Новые, молодые и ловкие, улыбчивые герои тридцатых вытеснили из фильмов прежнюю метафору утопии и создали самое важное понятие нового времени – «наше»: наша страна, наш дом, наше будущее, «наша ты теперь»40. В фильмах 1920-х мир сначала раскололся надвое, и разделение было временно́е: на «раньше» и «теперь». Тридцатые годы добавили ко смыслу «наше» понятие «чужое» и заменили временно́е деление мира пространственным: появилось «у нас» и «у них», а «раньше» навсегда исчезло, и киногерои стали существовать только в кратком настоящем времени.
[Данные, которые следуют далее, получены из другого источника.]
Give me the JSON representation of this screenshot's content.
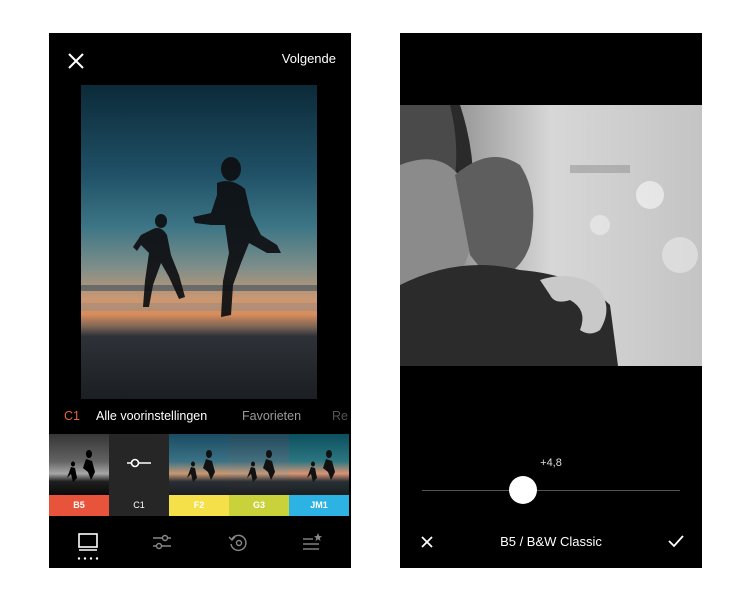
{
  "left_screen": {
    "header": {
      "next_label": "Volgende",
      "close_icon": "close-icon"
    },
    "preset_tabs": [
      {
        "label": "C1",
        "color": "#e8633d"
      },
      {
        "label": "Alle voorinstellingen",
        "color": "#ffffff"
      },
      {
        "label": "Favorieten",
        "color": "#9a9a9a"
      },
      {
        "label": "Re",
        "color": "#555555"
      }
    ],
    "presets": [
      {
        "label": "B5",
        "color": "#e8533b"
      },
      {
        "label": "C1",
        "color": "#262626",
        "selected": true
      },
      {
        "label": "F2",
        "color": "#f6e04a"
      },
      {
        "label": "G3",
        "color": "#c9d13b"
      },
      {
        "label": "JM1",
        "color": "#2cb3e3"
      }
    ],
    "nav_icons": [
      "grid-presets-icon",
      "adjust-sliders-icon",
      "history-icon",
      "recipes-icon"
    ]
  },
  "right_screen": {
    "slider_value": "+4,8",
    "slider_level": 0.39,
    "filter_name": "B5 / B&W Classic",
    "cancel_icon": "close-icon",
    "confirm_icon": "check-icon"
  }
}
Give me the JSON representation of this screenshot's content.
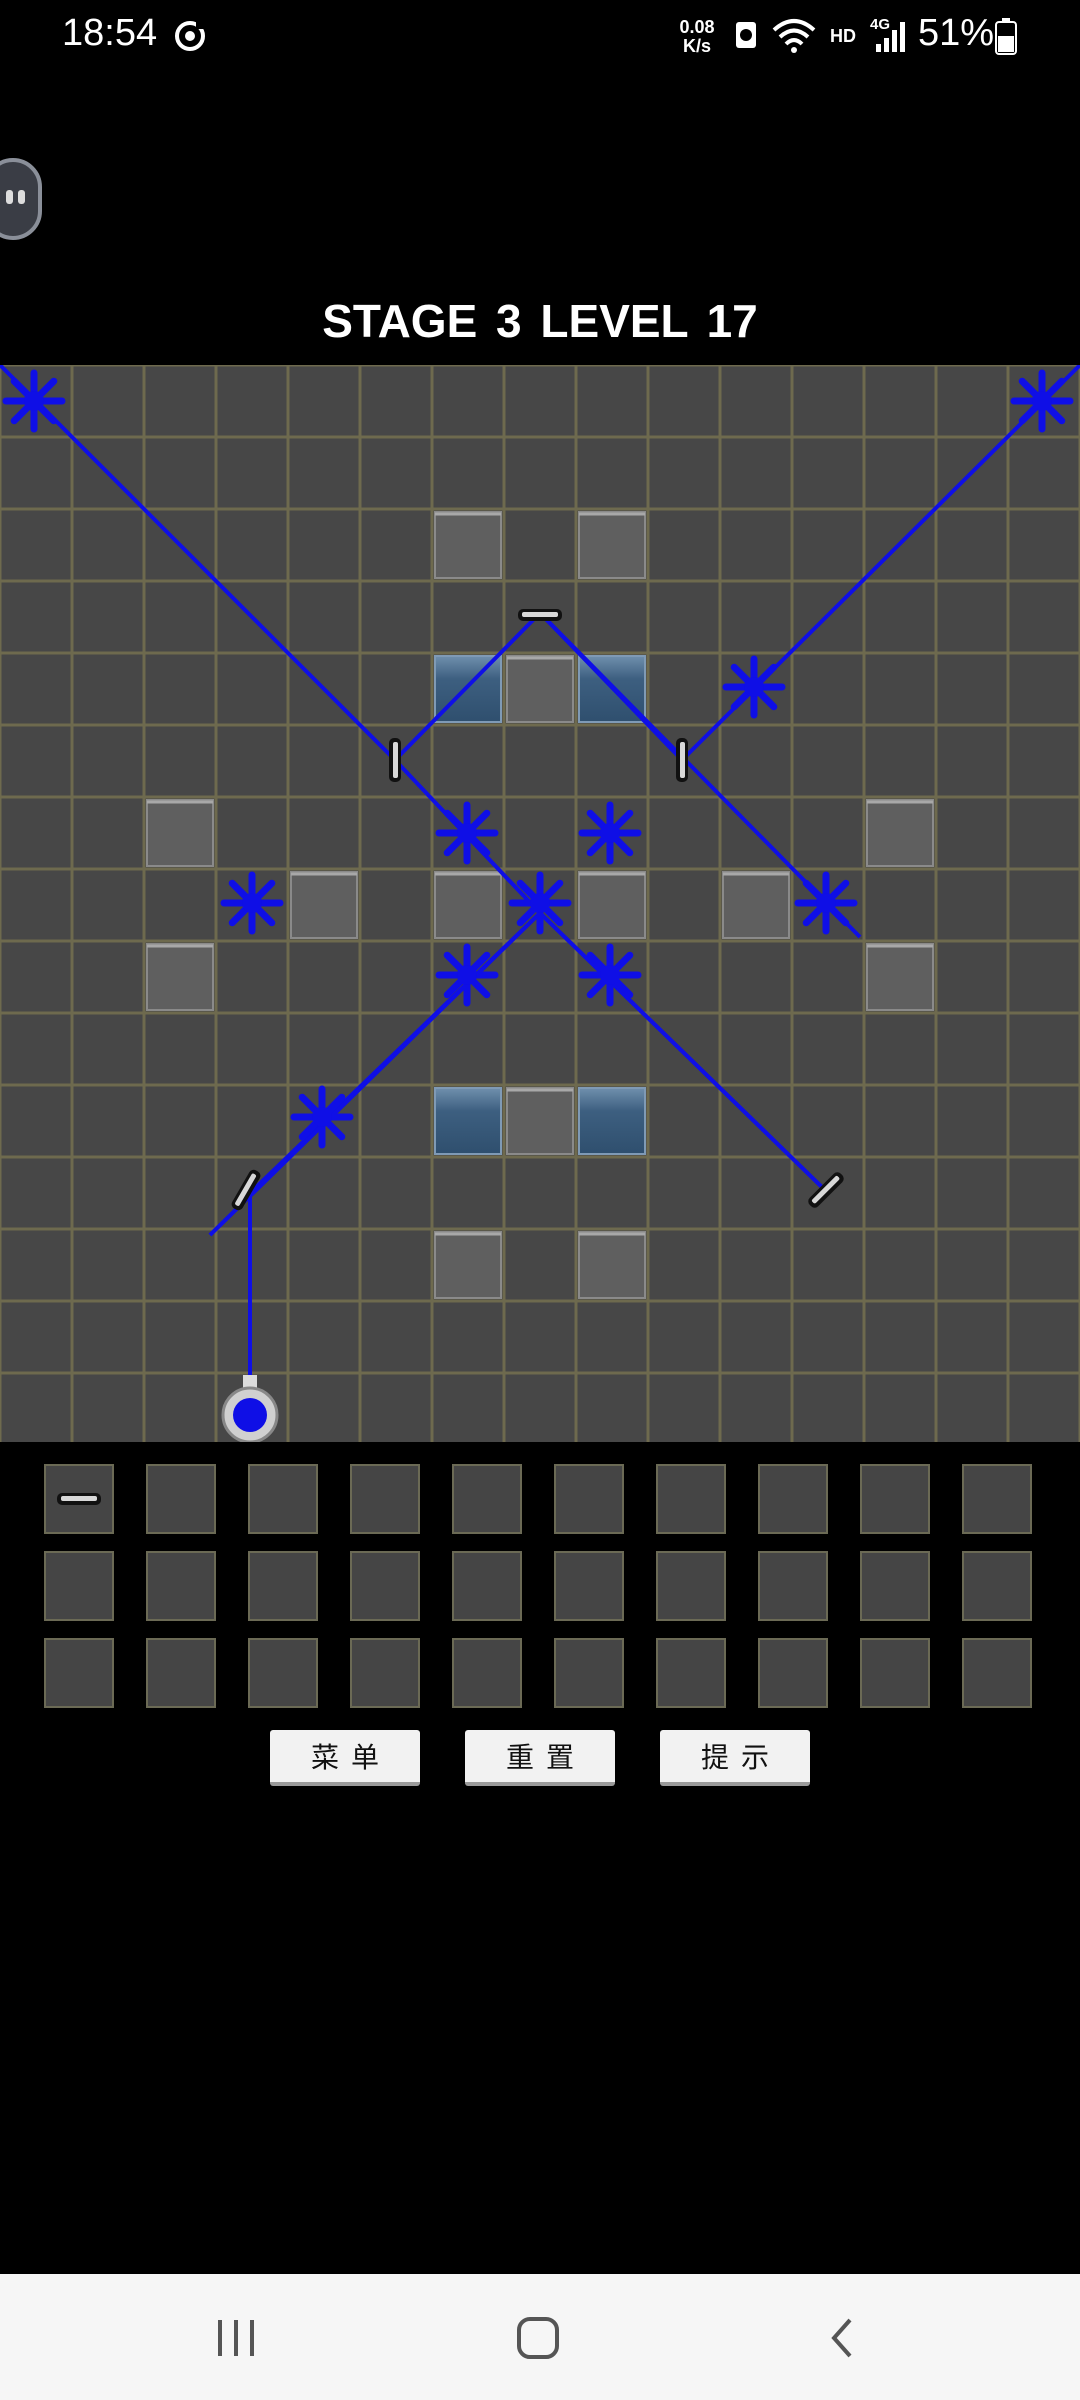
{
  "status_bar": {
    "time": "18:54",
    "net_speed_value": "0.08",
    "net_speed_unit": "K/s",
    "network_label": "HD",
    "signal_label": "4G",
    "battery": "51%"
  },
  "header": {
    "title": "STAGE 3  LEVEL 17"
  },
  "board": {
    "columns": 15,
    "rows": 15,
    "colors": {
      "cell": "#474747",
      "grid_line": "#6e6a4e",
      "laser": "#0f0fe6",
      "wall": "#5f5f5f",
      "glass": "#3f6283"
    },
    "laser_source_icon": "laser-emitter-icon",
    "mirror_icon": "mirror-icon",
    "target_icon": "star-target-icon"
  },
  "inventory": {
    "columns": 10,
    "rows": 3,
    "items": [
      {
        "slot": 0,
        "icon": "mirror-icon"
      }
    ]
  },
  "buttons": {
    "menu": "菜单",
    "reset": "重置",
    "hint": "提示"
  },
  "nav": {
    "recents_icon": "recents-icon",
    "home_icon": "home-icon",
    "back_icon": "back-icon"
  }
}
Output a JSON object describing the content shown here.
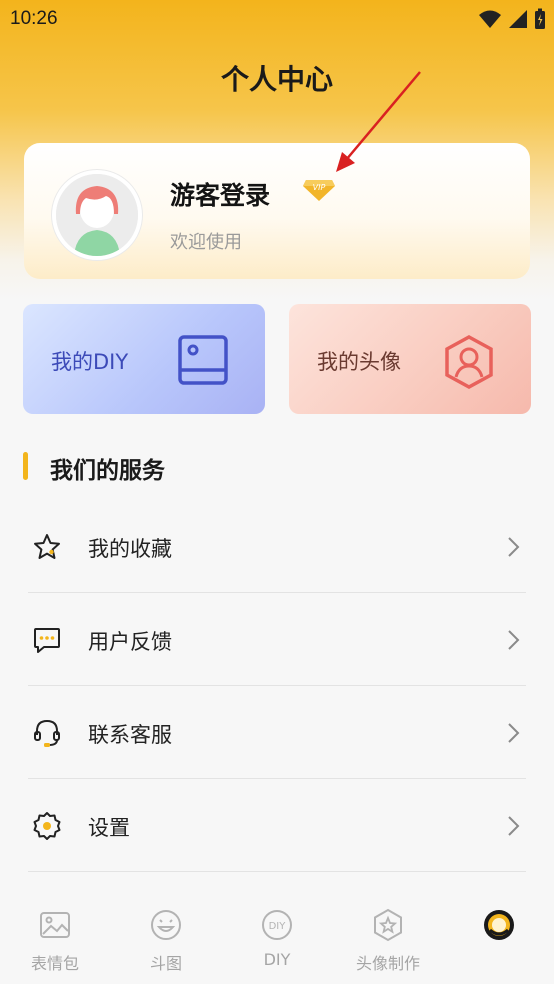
{
  "status_bar": {
    "time": "10:26",
    "icons": [
      "wifi-icon",
      "signal-icon",
      "battery-icon"
    ]
  },
  "header": {
    "title": "个人中心"
  },
  "profile": {
    "username": "游客登录",
    "badge": "VIP",
    "subtitle": "欢迎使用"
  },
  "quick_actions": [
    {
      "label": "我的DIY",
      "icon": "diy-box-icon"
    },
    {
      "label": "我的头像",
      "icon": "avatar-hexagon-icon"
    }
  ],
  "services": {
    "title": "我们的服务",
    "items": [
      {
        "label": "我的收藏",
        "icon": "star-icon"
      },
      {
        "label": "用户反馈",
        "icon": "feedback-chat-icon"
      },
      {
        "label": "联系客服",
        "icon": "headset-icon"
      },
      {
        "label": "设置",
        "icon": "gear-icon"
      }
    ]
  },
  "tabbar": {
    "items": [
      {
        "label": "表情包",
        "icon": "image-icon",
        "active": false
      },
      {
        "label": "斗图",
        "icon": "smile-icon",
        "active": false
      },
      {
        "label": "DIY",
        "icon": "diy-circle-icon",
        "active": false
      },
      {
        "label": "头像制作",
        "icon": "star-hexagon-icon",
        "active": false
      },
      {
        "label": "",
        "icon": "profile-tab-icon",
        "active": true
      }
    ]
  },
  "colors": {
    "accent": "#f3b51c",
    "header_top": "#f3b41c",
    "diy_text": "#3c4ab8",
    "avatar_text": "#6a3a30",
    "annotation_arrow": "#d92121"
  }
}
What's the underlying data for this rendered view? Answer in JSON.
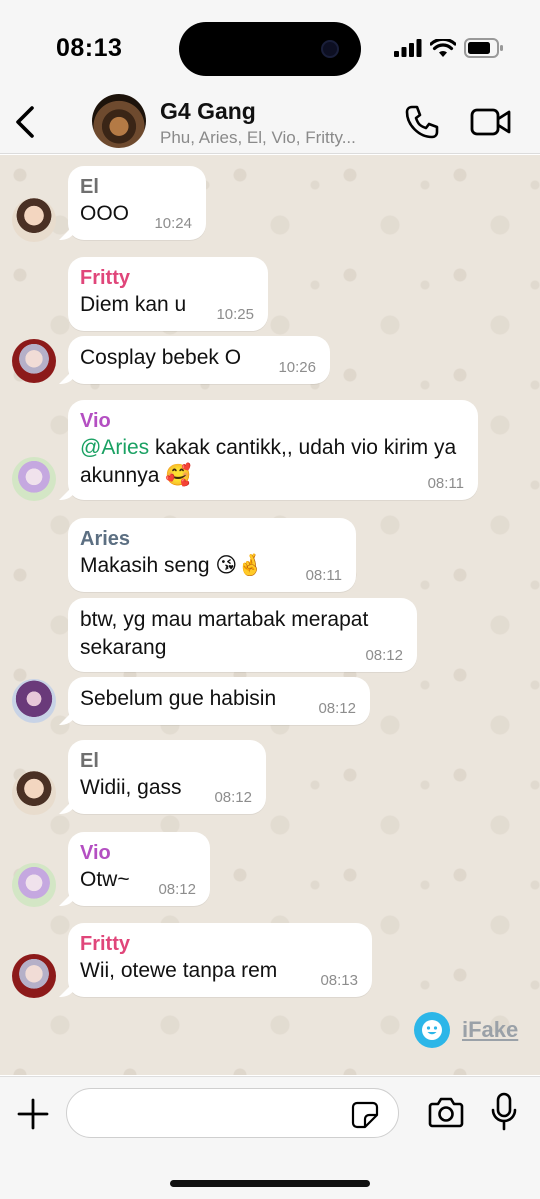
{
  "status_bar": {
    "time": "08:13"
  },
  "header": {
    "back_icon": "chevron-left-icon",
    "title": "G4 Gang",
    "subtitle": "Phu, Aries, El, Vio, Fritty..."
  },
  "messages": [
    {
      "sender": "El",
      "text": "OOO",
      "time": "10:24"
    },
    {
      "sender": "Fritty",
      "text": "Diem kan u",
      "time": "10:25"
    },
    {
      "sender": "",
      "text": "Cosplay bebek O",
      "time": "10:26"
    },
    {
      "sender": "Vio",
      "mention": "@Aries",
      "text": " kakak cantikk,, udah vio kirim ya akunnya 🥰",
      "time": "08:11"
    },
    {
      "sender": "Aries",
      "text": "Makasih seng 😘🤞",
      "time": "08:11"
    },
    {
      "sender": "",
      "text": "btw, yg mau martabak merapat sekarang",
      "time": "08:12"
    },
    {
      "sender": "",
      "text": "Sebelum gue habisin",
      "time": "08:12"
    },
    {
      "sender": "El",
      "text": "Widii, gass",
      "time": "08:12"
    },
    {
      "sender": "Vio",
      "text": "Otw~",
      "time": "08:12"
    },
    {
      "sender": "Fritty",
      "text": "Wii, otewe tanpa rem",
      "time": "08:13"
    }
  ],
  "watermark": {
    "text": "iFake"
  },
  "input": {
    "value": "",
    "placeholder": ""
  },
  "colors": {
    "chat_bg": "#ebe5dc",
    "el": "#6f6f6f",
    "fritty": "#e0467a",
    "vio": "#b44fc2",
    "aries": "#5c6f82",
    "mention": "#1aa163"
  }
}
К этому времени советская страна закрылась наглухо.

Но и в таком победительном кино проглядывали мотивы драмы и триллера, из которых вырастет паранойяльное кино зрелых тридцатых. Все эти мрачные взрослые, замышляющие преступления, жестокие родители, угрожающие детям, спасение в безнадежную последнюю минуту: это было еще неведомо утопическим героям-сиротам из фильмов 1924—1927 годов, а для героев 1928—1932 годов стало обыденностью.

36





В 1935 году Сергей Эйзенштейн начал работу над фильмом «Бежин луг» по следам трагедии Павлика Морозова. После просмотра чернового монтажа материал забраковали, съемку заморозили. Несмонтированные пленки позже сгорели во время бомбежки.

37

Нусинова, Н. «Теперь ты наша»: Ребенок в советском кино, 20–30‑е гг. // Искусство кино. 2003. № 12. С. 81–87.

38

Там же.

39

Келли, К. Товарищ Павлик. Взлет и падение советского мальчика‑героя / пер. И. Смиренская. М., Новое литературное обозрение, 2009.

40

Баранникова, Н. Б., Безрогов, В. Г. «Все разделилось вокруг на чужое и наше». К вопросу о локальном/глобальном в учебнике начальной школы 1900– 2000‑х гг. / Конструируя детское: филология, история, антропология. М.; СПб.: «Азимут»; «Нестор‑История», 2011. С. 150–167.